The DVD Forum, the group supporting the HD-DVD optical disc format for high-definition video, received a boost in its battle against the rival Blu-ray Disc format with pledges of support from four Hollywood studios and a major cable network.
Paramount Pictures, Universal Pictures, Warner Bros. Pictures, New Line Cinema and HBO will use the HD-DVD format.
The studios didn’t announce the names or number of titles to be released using the format, and there was no mention of timing, with the exception of a pledge from Universal to have content available by December 2005, the IDG News Service reported.
This the first time that any Hollywood studio — with the exception of Sony Pictures, which is owned by Blu-ray Disc backer Sony — has announced support for one format. In October, Twentieth Century Fox Film joined the Blu-ray Disc Association, but stopped short of committing to release any content in that format.
Both the HD-DVD and Blu-ray Disc use blue lasers in their optical systems. The discs are the same size as CDs or DVDs, but offer data storage capacities several times greater than a DVD. The extra capacity provides enough room to hold high-definition versions of movies and other content.
Toshiba and NEC back the HD-DVD format. The format is being developed under the umbrella of the DVD Forum, the group that developed the DVD format. Blu-ray Disc has more major backers: Dell, Hewlett-Packard, Hitachi, LG Electronics, Matsushita Electric Industrial (Panasonic), Mitsubishi Electric, Philips Electronics NV, Pioneer Electronics, Samsung Electronics, Sharp, Sony, TDK, Thomson Multimedia and Twentieth Century Fox.
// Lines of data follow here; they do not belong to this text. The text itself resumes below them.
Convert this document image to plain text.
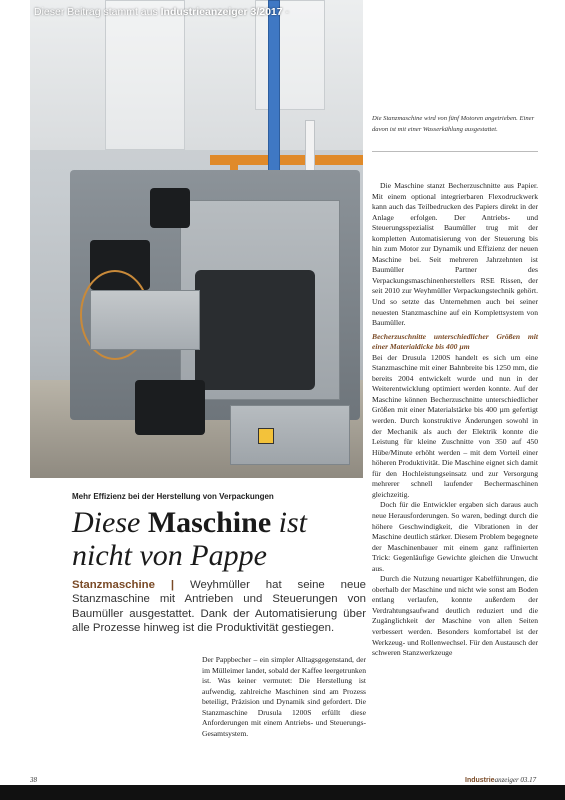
Dieser Beitrag stammt aus Industrieanzeiger 3/2017 -
Die Stanzmaschine wird von fünf Motoren angetrieben. Einer davon ist mit einer Wasserkühlung ausgestattet.

Die Maschine stanzt Becherzuschnitte aus Papier. Mit einem optional integrierbaren Flexodruckwerk kann auch das Teilbedrucken des Papiers direkt in der Anlage erfolgen. Der Antriebs- und Steuerungsspezialist Baumüller trug mit der kompletten Automatisierung von der Steuerung bis hin zum Motor zur Dynamik und Effizienz der neuen Maschine bei. Seit mehreren Jahrzehnten ist Baumüller Partner des Verpackungsmaschinenherstellers RSE Rissen, der seit 2010 zur Weyhmüller Verpackungstechnik gehört. Und so setzte das Unternehmen auch bei seiner neuesten Stanzmaschine auf ein Komplettsystem von Baumüller.

Becherzuschnitte unterschiedlicher Größen mit einer Materialdicke bis 400 µm

Bei der Drusula 1200S handelt es sich um eine Stanzmaschine mit einer Bahnbreite bis 1250 mm, die bereits 2004 entwickelt wurde und nun in der Weiterentwicklung optimiert werden konnte. Auf der Maschine können Becherzuschnitte unterschiedlicher Größen mit einer Materialstärke bis 400 µm gefertigt werden. Durch konstruktive Änderungen sowohl in der Mechanik als auch der Elektrik konnte die Leistung für kleine Zuschnitte von 350 auf 450 Hübe/Minute erhöht werden – mit dem Vorteil einer höheren Produktivität. Die Maschine eignet sich damit für den Hochleistungseinsatz und zur Versorgung mehrerer schnell laufender Bechermaschinen gleichzeitig.

Doch für die Entwickler ergaben sich daraus auch neue Herausforderungen. So waren, bedingt durch die höhere Geschwindigkeit, die Vibrationen in der Maschine deutlich stärker. Diesem Problem begegnete der Maschinenbauer mit einem ganz raffinierten Trick: Gegenläufige Gewichte gleichen die Unwucht aus.

Durch die Nutzung neuartiger Kabelführungen, die oberhalb der Maschine und nicht wie sonst am Boden entlang verlaufen, konnte außerdem der Verdrahtungsaufwand deutlich reduziert und die Zugänglichkeit der Maschine von allen Seiten verbessert werden. Besonders komfortabel ist der Werkzeug- und Rollenwechsel. Für den Austausch der schweren Stanzwerkzeuge

Mehr Effizienz bei der Herstellung von Verpackungen
Diese Maschine ist
nicht von Pappe
Stanzmaschine | Weyhmüller hat seine neue Stanzmaschine mit Antrieben und Steuerungen von Baumüller ausgestattet. Dank der Automatisierung über alle Prozesse hinweg ist die Produktivität gestiegen.
Der Pappbecher – ein simpler Alltagsgegenstand, der im Mülleimer landet, sobald der Kaffee leergetrunken ist. Was keiner vermutet: Die Herstellung ist aufwendig, zahlreiche Maschinen sind am Prozess beteiligt, Präzision und Dynamik sind gefordert. Die Stanzmaschine Drusula 1200S erfüllt diese Anforderungen mit einem Antriebs- und Steuerungs-Gesamtsystem.
38	Industrieanzeiger 03.17
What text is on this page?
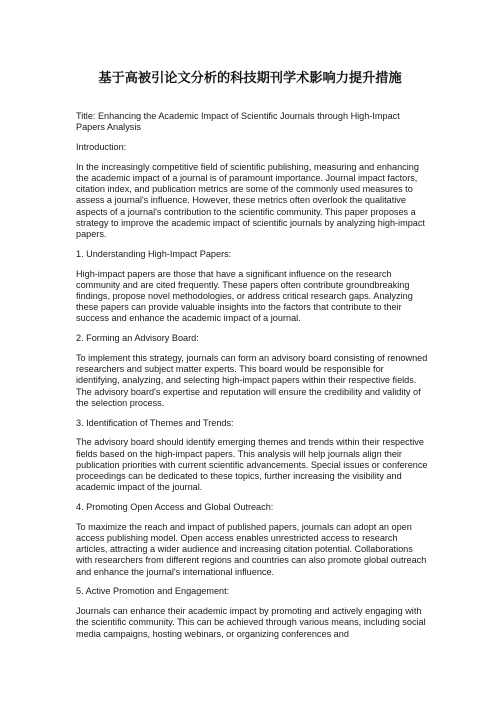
基于高被引论文分析的科技期刊学术影响力提升措施

Title: Enhancing the Academic Impact of Scientific Journals through High-Impact Papers Analysis

Introduction:

In the increasingly competitive field of scientific publishing, measuring and enhancing the academic impact of a journal is of paramount importance. Journal impact factors, citation index, and publication metrics are some of the commonly used measures to assess a journal's influence. However, these metrics often overlook the qualitative aspects of a journal's contribution to the scientific community. This paper proposes a strategy to improve the academic impact of scientific journals by analyzing high-impact papers.

1. Understanding High-Impact Papers:

High-impact papers are those that have a significant influence on the research community and are cited frequently. These papers often contribute groundbreaking findings, propose novel methodologies, or address critical research gaps. Analyzing these papers can provide valuable insights into the factors that contribute to their success and enhance the academic impact of a journal.

2. Forming an Advisory Board:

To implement this strategy, journals can form an advisory board consisting of renowned researchers and subject matter experts. This board would be responsible for identifying, analyzing, and selecting high-impact papers within their respective fields. The advisory board's expertise and reputation will ensure the credibility and validity of the selection process.

3. Identification of Themes and Trends:

The advisory board should identify emerging themes and trends within their respective fields based on the high-impact papers. This analysis will help journals align their publication priorities with current scientific advancements. Special issues or conference proceedings can be dedicated to these topics, further increasing the visibility and academic impact of the journal.

4. Promoting Open Access and Global Outreach:

To maximize the reach and impact of published papers, journals can adopt an open access publishing model. Open access enables unrestricted access to research articles, attracting a wider audience and increasing citation potential. Collaborations with researchers from different regions and countries can also promote global outreach and enhance the journal's international influence.

5. Active Promotion and Engagement:

Journals can enhance their academic impact by promoting and actively engaging with the scientific community. This can be achieved through various means, including social media campaigns, hosting webinars, or organizing conferences and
To date, Sony Pictures is the only movie studio to announce plans to release content on the Blu-ray Disc format. Sony Computer Entertainment also plans to use the Blu-ray Disc in the successor to its PlayStation 2 console.
At present the only hardware available is for the Blu-ray Disc format. Sony and Panasonic have released HDTV recorders in Japan, and Sharp will sell a similar product shortly. However, these machines don’t include support for the Blu-ray Disc movie format, which is still being standardized.
On the HD-DVD side, Toshiba, NEC and Sanyo Electric said they are on schedule to release hardware in 2005. Included in Toshiba’s plans is an HD-DVD player.
Optical-disc maker Memory-Tech said it is ready to begin producing HD-DVDs. The company has already demonstrated test production and said it currently has five production lines each capable of producing 700,000 discs per month. By the beginning of 2005 it plans to add a sixth line.